One of the conditions as we've set them up is to ensure that the sample is less than 10% of the population. (This is part of checking independence of observations.) At this point a student said, “I'm not sure about this one, because, what's the population? Is it just sheep in this farm, or what?”
I love this question because it is absolutely a human brain question. This is absolutely the kind of question I want my students asking. This question opened a door for us to have a really good discussion about the relationship between sample and population: what do you, with your human brain, think is a reasonable broader population for your particular sample to generalize to? We threw out a bunch of ideas (sheep in this barn, sheep on this farm, sheep in this city, sheep in this state, sheep in the US, sheep in the entire world, whatever particular breed of sheep, etc. etc.), and then I had them rate how comfortable they felt generalizing our sample of 18 sheep to these various different populations. I concluded this bit by saying, my point is that there is no right answer to this question (to which a student said, “Well, why didn't you just say that at the beginning?!”) – there is only a right thought process.
We wrapped up this example by looking at a confidence interval (that I got from RStudio and am not particularly interested in the computational details, thanks) and using it to answer our important real-world question: did the treatment work?
So much great stuff happened in this segment. A student felt comfortable asking a great question that spurred us into an important discussion about a human brain part of statistics. We were able to tie back to previous understandings of confidence intervals. Students made good real-world conclusions and backed them up with meaningful statistical evidence.
Part 4: Work time
We finished up with some time for students to work on their term group projects. I wandered around and helped answer questions that came up. This was also super fun. Everybody was very engaged in their own little world of personally-interesting data. Even when class time was officially up, and I packed up to go home, two students were still working together on an interesting thing they'd found. Nothing warms my grubby little soul more than students getting really interested in something and ignoring the time. :)
Some umbrella thoughts
Beyond all the individual blow-by-blow reasons, I had some sort of overarching thoughts while reflecting on why I felt like this class went so well. Really, they boil down to that I felt capable. Because I now have a good toolbox of active learning techniques that I've developed over the last few years, I was able to deploy interesting activities at useful times. I remixed some old stuff and threw in some new stuff and improvised like crazy. Also, because this is now the third time I've taught DATA 220, I feel pretty solid in my content knowledge, even for tricky technical points. I feel like I have a reasonable handle (that will only get better) on what things students will find confusing, and on what the high-leverage ideas are for breaking confusion.
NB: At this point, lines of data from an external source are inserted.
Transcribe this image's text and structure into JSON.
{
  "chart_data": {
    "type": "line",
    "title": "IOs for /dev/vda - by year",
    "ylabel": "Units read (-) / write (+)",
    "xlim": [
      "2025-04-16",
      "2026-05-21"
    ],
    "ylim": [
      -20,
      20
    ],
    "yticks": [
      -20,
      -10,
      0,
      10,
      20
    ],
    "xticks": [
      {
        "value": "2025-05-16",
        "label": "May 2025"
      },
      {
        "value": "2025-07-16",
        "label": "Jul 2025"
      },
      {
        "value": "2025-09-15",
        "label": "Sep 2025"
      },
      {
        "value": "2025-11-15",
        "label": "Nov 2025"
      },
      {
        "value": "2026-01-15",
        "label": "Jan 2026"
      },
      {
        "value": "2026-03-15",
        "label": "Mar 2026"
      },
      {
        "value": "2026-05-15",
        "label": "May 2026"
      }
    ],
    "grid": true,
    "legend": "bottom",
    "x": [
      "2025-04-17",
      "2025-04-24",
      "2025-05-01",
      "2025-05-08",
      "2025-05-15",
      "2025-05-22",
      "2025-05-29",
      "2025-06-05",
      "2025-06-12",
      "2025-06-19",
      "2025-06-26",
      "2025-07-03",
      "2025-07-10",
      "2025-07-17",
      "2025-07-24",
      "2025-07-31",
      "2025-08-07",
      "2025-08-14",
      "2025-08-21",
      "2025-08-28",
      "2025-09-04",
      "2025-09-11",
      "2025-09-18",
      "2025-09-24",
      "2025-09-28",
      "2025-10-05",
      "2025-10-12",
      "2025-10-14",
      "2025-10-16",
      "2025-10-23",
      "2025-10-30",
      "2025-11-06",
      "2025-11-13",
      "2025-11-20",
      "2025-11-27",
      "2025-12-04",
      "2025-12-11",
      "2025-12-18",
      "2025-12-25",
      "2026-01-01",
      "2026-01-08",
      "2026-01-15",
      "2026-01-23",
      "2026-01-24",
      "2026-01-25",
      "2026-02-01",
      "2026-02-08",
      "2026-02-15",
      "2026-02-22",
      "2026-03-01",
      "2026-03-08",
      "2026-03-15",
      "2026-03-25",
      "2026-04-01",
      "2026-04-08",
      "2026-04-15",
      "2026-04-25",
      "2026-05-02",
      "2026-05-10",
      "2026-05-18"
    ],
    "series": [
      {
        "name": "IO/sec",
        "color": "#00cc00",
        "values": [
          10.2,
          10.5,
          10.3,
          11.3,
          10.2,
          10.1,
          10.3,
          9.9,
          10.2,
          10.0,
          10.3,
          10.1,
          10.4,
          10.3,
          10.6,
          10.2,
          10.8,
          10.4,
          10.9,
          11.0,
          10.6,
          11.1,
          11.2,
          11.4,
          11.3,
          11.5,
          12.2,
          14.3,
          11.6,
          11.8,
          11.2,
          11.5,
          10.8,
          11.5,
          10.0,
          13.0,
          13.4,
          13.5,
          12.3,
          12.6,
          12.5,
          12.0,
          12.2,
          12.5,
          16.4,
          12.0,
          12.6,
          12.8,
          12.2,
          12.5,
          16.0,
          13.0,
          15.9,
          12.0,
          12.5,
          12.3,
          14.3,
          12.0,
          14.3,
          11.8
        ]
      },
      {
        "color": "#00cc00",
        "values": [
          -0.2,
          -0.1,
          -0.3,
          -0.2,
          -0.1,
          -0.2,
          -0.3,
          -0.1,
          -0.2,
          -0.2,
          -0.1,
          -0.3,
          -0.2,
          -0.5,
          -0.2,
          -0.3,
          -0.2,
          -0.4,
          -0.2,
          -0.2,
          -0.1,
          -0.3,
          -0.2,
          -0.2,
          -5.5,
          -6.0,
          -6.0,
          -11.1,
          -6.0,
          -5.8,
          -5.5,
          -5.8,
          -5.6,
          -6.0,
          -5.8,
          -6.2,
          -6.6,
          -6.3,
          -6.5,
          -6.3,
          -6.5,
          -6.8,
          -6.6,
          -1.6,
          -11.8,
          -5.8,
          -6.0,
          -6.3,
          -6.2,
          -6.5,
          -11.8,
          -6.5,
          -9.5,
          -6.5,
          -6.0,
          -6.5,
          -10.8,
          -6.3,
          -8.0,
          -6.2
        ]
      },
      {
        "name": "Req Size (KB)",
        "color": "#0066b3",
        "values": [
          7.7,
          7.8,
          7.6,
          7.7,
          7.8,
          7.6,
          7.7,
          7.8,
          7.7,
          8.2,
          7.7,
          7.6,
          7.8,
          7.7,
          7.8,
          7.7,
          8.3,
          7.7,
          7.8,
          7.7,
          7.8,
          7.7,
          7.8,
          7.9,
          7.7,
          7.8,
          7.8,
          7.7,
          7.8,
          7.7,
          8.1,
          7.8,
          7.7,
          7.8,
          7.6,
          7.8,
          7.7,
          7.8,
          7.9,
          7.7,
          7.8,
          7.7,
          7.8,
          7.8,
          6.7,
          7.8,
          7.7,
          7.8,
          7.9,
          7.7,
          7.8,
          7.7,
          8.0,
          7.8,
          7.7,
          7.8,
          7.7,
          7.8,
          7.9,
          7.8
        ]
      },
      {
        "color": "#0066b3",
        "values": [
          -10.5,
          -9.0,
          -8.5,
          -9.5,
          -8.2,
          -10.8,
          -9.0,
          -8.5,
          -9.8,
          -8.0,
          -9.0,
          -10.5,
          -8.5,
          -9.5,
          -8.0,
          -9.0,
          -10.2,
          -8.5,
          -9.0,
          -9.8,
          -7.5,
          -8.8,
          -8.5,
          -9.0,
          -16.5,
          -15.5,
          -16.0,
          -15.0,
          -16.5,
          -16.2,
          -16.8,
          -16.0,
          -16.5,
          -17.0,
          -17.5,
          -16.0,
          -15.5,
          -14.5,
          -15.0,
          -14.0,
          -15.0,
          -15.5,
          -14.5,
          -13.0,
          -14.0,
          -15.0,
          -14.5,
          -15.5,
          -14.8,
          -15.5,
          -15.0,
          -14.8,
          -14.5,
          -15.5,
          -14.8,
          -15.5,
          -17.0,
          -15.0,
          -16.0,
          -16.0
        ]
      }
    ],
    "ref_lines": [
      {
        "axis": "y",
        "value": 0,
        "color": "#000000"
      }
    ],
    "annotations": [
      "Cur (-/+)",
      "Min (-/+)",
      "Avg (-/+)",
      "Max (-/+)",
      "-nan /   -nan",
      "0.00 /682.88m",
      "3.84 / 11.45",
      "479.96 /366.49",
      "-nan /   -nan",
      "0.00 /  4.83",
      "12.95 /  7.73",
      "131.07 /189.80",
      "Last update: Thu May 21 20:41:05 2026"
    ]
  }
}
What's more, I now have a depth of experience that allows me to identify that a class went super well, and the reflective tools to think critically about why.
Ultimately, I'm writing this blog post to a future myself, because I know there's going to be a future day where I feel way less capable than I did about this class session, and this will be a good reminder for me:
Some days, I really love my job. :)
* Were we to take a whole bunch of random samples, and correctly construct a 95% confidence interval from each one, then we could expect approximately 95% of those confidence intervals to capture the true population parameter. (See, that's tricky.)